Die Welt ist reichlich garniert mit Staaten, die einem Schlachthaus gleichen und fast niemand interessiert sich dafür. Bei der Orientierung der öffentlichen Wahrnehmung auf Ereignisse in Israel, einen Staat den niemand ernsthaft zu dieser Kategorie zählen wird, ist deshalb der Eindruck schwer abzuweisen, dass die Haltung "Gerade die! Mit der Vorgeschichte!" eine nicht zu verachtende Rolle spielt. Also die Vorstellung, dass Verfolgung, KZ, und Vernichtung pädagogische Maßnahmen gewesen wären und deshalb andere Maßstäbe für die Überlebenden und für Juden gälten, als für den Rest der Menschheit. Wobei nicht vergessen werden darf - und das gehört auch in die Abteilung "Homogenisierungsleistung des Nationalsozialismus" - dass die Gleichung Jude = Israeli die Grenzen der deutschen Algebra bildet.

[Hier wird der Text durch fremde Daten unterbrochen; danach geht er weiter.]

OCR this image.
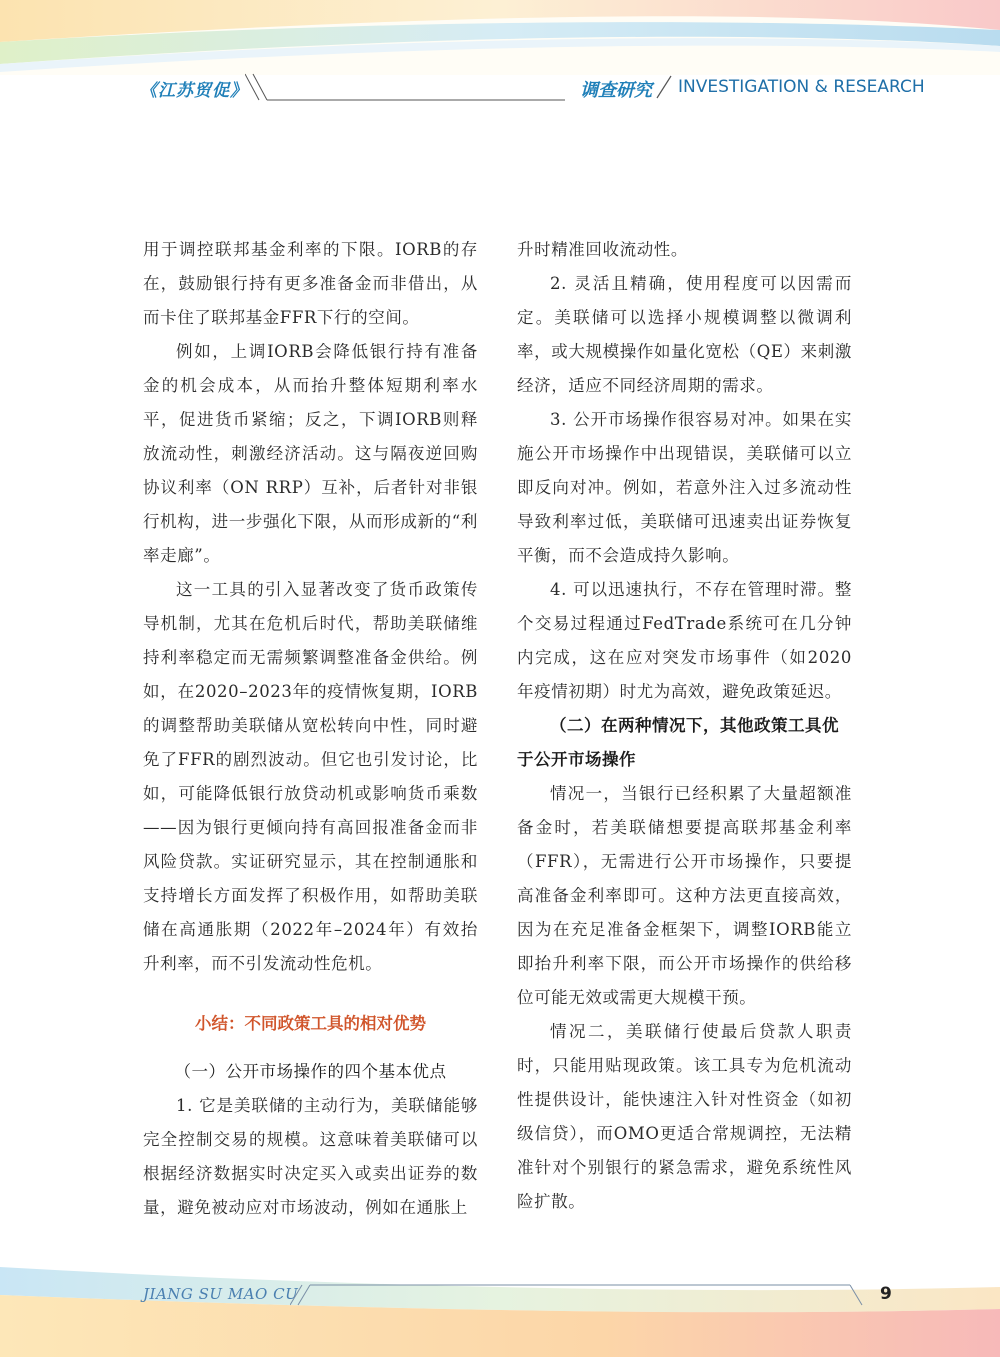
《江苏贸促》	调查研究 INVESTIGATION & RESEARCH

用于调控联邦基金利率的下限。IORB的存在，鼓励银行持有更多准备金而非借出，从而卡住了联邦基金FFR下行的空间。

例如，上调IORB会降低银行持有准备金的机会成本，从而抬升整体短期利率水平，促进货币紧缩；反之，下调IORB则释放流动性，刺激经济活动。这与隔夜逆回购协议利率（ON RRP）互补，后者针对非银行机构，进一步强化下限，从而形成新的“利率走廊”。

这一工具的引入显著改变了货币政策传导机制，尤其在危机后时代，帮助美联储维持利率稳定而无需频繁调整准备金供给。例如，在2020–2023年的疫情恢复期，IORB的调整帮助美联储从宽松转向中性，同时避免了FFR的剧烈波动。但它也引发讨论，比如，可能降低银行放贷动机或影响货币乘数——因为银行更倾向持有高回报准备金而非风险贷款。实证研究显示，其在控制通胀和支持增长方面发挥了积极作用，如帮助美联储在高通胀期（2022年–2024年）有效抬升利率，而不引发流动性危机。

小结：不同政策工具的相对优势

（一）公开市场操作的四个基本优点

1. 它是美联储的主动行为，美联储能够完全控制交易的规模。这意味着美联储可以根据经济数据实时决定买入或卖出证券的数量，避免被动应对市场波动，例如在通胀上

升时精准回收流动性。

2. 灵活且精确，使用程度可以因需而定。美联储可以选择小规模调整以微调利率，或大规模操作如量化宽松（QE）来刺激经济，适应不同经济周期的需求。

3. 公开市场操作很容易对冲。如果在实施公开市场操作中出现错误，美联储可以立即反向对冲。例如，若意外注入过多流动性导致利率过低，美联储可迅速卖出证券恢复平衡，而不会造成持久影响。

4. 可以迅速执行，不存在管理时滞。整个交易过程通过FedTrade系统可在几分钟内完成，这在应对突发市场事件（如2020年疫情初期）时尤为高效，避免政策延迟。

（二）在两种情况下，其他政策工具优于公开市场操作

情况一，当银行已经积累了大量超额准备金时，若美联储想要提高联邦基金利率（FFR），无需进行公开市场操作，只要提高准备金利率即可。这种方法更直接高效，因为在充足准备金框架下，调整IORB能立即抬升利率下限，而公开市场操作的供给移位可能无效或需更大规模干预。

情况二，美联储行使最后贷款人职责时，只能用贴现政策。该工具专为危机流动性提供设计，能快速注入针对性资金（如初级信贷），而OMO更适合常规调控，无法精准针对个别银行的紧急需求，避免系统性风险扩散。

JIANG SU MAO CU	9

Ein weiterer Grund für die magere Auseinandersetzung in der antirassitischen Diskussion - selbst mit dem inzwischen ganz öffentlich formulierten dezidierten Antisemitismus - dürfte in der verbreiteten Sicht von Antisemitismus als eines Teils des gesellschaftlichen Rassismus liegen. Der spezifische Charakter des Antisemitismus wird in der Regel nicht wahrgenommen. So werden doch allen Ernstes Thesen aufgestellt, die die antisemitische Vernichtungspraxis in Deutschland als Extrementwicklung des Kolonialrassismus betrachten (Mark Terkessidis). Dabei wird einfach ignoriert, dass Sklaverei, koloniale Ausbeutung und die daraus entstandenen rassenbiologischen Legitimationstheorien einen ökonomischen Zweck hatten, der für die Vernichtung der Juden keine Rolle gespielt hat. Die nationalsozialistische Personifizierung der Juden als der Quelle allen Übels entsprach einer anderen Logik. Der Logik einer Kapitalismuskritik, die auf die Kritik des Geldes, des Abstrakten reduziert bleibt und zwischen einem produktiven, guten Kapital und einem unproduktiven, schlechten, Kapital unterscheidet. Die Beseitigung dieses negativen Kapitals hätte innerhalb dieser Logik einen guten, glücklichen Kapitalismus zum Ergebnis. Diese einseitige Kapitalismuskritik ist bei der im Antiglobalisierungsdiskurs manchmal vertretenen naiven Kritik globaler Geldströme eine ernste Gefahr. Der Kampf gegen das bedrohlich Abstrakte innerhalb derartiger Vorstellungswelten bedarf notwendigerweise einer Personifizierung. Traditionell wurde sie in den Juden konstruiert, und das so nachhaltig, dass mit großer Rechtfertigung die verkürzte Kritik des Finanzkapitals als letztendlich antisemitisch gesehen werden muss.